With its regained independence, it seemed that the faculty had to reinvent itself. A new building, a new curriculum and new perspectives on design characterised the years after 2004.
The organisation prepared for a move to what many considered to be a colossal building on the Landbergstraat. The curriculum was also revised radically, in several phases. First of all, the old Bachelor’s programme was tackled in an all-out attempt to offer a range of divergent subjects and disciplines in an integrated programme. Three new Master’s programmes were introduced in 2006, which both reflected the old disciplines and even the research groups and captured new developments. These English-taught Master’s were Design for Interaction (Dfl), Integrated Product Design (IPD) and Strategic Product Design (SPD). Healthcare remained a separate and succesful specialisation.
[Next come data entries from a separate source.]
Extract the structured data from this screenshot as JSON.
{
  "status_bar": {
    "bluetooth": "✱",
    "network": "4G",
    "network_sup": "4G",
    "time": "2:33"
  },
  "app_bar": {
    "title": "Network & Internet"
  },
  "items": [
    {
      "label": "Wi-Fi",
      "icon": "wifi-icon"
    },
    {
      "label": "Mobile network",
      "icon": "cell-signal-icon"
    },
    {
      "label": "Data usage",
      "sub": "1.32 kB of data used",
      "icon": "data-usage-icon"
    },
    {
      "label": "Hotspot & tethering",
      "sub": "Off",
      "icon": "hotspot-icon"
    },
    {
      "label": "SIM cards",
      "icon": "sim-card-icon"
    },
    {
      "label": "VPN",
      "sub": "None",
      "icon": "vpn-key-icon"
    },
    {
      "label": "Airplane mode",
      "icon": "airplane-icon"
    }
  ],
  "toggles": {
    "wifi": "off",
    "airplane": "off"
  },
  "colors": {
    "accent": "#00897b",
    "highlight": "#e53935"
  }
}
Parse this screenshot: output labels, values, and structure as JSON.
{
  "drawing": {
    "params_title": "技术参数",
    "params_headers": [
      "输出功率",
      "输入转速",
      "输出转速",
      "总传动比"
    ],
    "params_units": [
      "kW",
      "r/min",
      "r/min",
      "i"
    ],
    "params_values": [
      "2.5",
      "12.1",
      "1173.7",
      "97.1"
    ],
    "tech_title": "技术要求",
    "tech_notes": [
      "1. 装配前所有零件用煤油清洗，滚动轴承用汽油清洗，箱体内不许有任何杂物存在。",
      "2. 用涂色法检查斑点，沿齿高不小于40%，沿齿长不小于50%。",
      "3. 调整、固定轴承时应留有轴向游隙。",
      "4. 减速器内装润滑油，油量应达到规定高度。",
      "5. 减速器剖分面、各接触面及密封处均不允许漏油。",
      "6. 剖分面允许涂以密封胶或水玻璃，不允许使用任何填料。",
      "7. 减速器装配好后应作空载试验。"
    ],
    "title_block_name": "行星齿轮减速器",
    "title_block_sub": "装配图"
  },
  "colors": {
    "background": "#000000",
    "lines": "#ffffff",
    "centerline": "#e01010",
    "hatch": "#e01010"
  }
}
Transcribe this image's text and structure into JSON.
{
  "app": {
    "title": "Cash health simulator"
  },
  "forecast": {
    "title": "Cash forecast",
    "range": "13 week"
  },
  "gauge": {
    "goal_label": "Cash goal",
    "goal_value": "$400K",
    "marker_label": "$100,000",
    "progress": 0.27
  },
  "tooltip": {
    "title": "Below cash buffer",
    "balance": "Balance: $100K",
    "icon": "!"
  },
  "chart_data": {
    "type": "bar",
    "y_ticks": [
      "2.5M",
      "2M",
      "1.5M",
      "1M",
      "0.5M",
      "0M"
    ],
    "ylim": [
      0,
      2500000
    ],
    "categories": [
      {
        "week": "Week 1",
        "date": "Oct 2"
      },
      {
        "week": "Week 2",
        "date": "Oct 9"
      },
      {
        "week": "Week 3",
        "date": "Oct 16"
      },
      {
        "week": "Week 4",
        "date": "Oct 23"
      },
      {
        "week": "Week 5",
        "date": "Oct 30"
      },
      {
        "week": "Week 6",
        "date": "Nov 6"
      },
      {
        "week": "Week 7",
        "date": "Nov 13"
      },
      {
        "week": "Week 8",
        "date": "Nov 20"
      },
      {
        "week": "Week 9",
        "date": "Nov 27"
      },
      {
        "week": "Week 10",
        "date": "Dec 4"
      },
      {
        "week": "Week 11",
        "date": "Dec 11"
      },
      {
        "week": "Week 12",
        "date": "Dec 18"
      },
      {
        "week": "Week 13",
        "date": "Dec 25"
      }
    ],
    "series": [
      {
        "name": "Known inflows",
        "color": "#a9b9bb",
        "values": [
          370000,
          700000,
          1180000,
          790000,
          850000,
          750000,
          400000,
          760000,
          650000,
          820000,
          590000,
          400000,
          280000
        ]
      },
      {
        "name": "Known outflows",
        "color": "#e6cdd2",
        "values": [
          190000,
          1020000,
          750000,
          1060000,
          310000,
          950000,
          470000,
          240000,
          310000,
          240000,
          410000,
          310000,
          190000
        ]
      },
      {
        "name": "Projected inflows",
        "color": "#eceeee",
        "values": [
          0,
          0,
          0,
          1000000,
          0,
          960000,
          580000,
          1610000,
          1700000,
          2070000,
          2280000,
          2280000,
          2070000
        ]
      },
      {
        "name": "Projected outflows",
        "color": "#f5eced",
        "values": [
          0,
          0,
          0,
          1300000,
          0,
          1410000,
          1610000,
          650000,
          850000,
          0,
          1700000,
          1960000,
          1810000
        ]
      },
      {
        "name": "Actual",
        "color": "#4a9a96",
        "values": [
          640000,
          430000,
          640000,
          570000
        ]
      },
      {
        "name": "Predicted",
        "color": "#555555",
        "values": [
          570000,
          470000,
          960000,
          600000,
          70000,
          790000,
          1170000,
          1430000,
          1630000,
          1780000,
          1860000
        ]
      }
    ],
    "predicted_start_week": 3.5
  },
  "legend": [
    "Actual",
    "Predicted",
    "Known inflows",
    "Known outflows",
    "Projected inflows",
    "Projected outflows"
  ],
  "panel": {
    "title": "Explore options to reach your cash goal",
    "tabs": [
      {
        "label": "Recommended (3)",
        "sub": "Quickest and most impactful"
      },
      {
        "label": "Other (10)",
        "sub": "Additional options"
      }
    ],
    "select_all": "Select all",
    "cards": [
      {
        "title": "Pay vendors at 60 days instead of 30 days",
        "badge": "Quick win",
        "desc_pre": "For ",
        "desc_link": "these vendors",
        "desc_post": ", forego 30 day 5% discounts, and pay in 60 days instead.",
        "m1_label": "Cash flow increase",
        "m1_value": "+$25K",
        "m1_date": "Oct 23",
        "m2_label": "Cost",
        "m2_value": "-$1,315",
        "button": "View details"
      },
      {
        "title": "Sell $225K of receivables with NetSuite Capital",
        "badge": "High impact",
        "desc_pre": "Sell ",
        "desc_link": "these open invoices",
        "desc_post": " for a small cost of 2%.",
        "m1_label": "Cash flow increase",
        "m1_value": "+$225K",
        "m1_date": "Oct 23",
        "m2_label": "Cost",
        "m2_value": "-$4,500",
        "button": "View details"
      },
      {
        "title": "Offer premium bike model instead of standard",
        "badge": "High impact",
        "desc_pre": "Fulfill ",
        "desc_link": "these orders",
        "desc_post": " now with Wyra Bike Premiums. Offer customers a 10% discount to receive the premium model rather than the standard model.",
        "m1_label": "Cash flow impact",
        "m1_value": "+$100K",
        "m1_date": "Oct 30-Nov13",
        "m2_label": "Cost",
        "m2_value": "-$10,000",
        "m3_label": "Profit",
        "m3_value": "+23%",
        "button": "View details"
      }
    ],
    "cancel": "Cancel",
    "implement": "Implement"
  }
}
The faculty’s new building was a converted workplace, meaning that the faculty had an impressive and multifunctional entrance hall at its disposal. The hall was eventually equipped with comfortable workplaces, and tables and laptops took the place of the workbenches where first-year students had diligently sawed and filed away. The hall also functioned as a venue for large events. Each year, the diverse population of the Construction Faculty proved an irresistible draw for other Delft students during various celebrations.
The adaption of the hall was symbolic of the changes that had been made to education at the faculty of Industrial Design. The degree programme had once begun with a single professor and an enthusiastic staff of practitioners, mostly with technical backgrounds. From 2000, the faculty increasingly managed to carve out a clear place for itself in the international scientific world. A rapid rise in the number of theoretical insights was combined with ideas about the designer who had not so much knowledge of the design and technological aspects of a product, but more the ability to assess what should be made and how the new design would function in society.
After 2000, a new generation of professors would investigate new directions in design. With professors such as Jan Schoormans and Eric Jan Hultink, the department of Marketing and Innovation Management grew and contributed to market-oriented product development. Researchers on semantics developed ideas on design and experience and on design in a social-cultural context. These ideas were successfully applied in teaching and research by the research groups led by Paul Hekkert and later by Pieter Desmet and Pieter Jan Stappers.
The continuous growth of the faculty made both our student and our scientist population ever more international. With the shift from product to product/service-systems due to the pace of technological developments and social challenges, designers operate in an increasingly complex world. Coming technological revolutions such as the Internet of Things, biomaterial additive manufacturing and artificial intelligence also bring a renewed focus on people and organisations. A prime example of this is ethics in design: in 2017 IDE alumna Jet Gispen was elected Best Graduate of TU Delft. She developed an ethics toolkit for the design practice.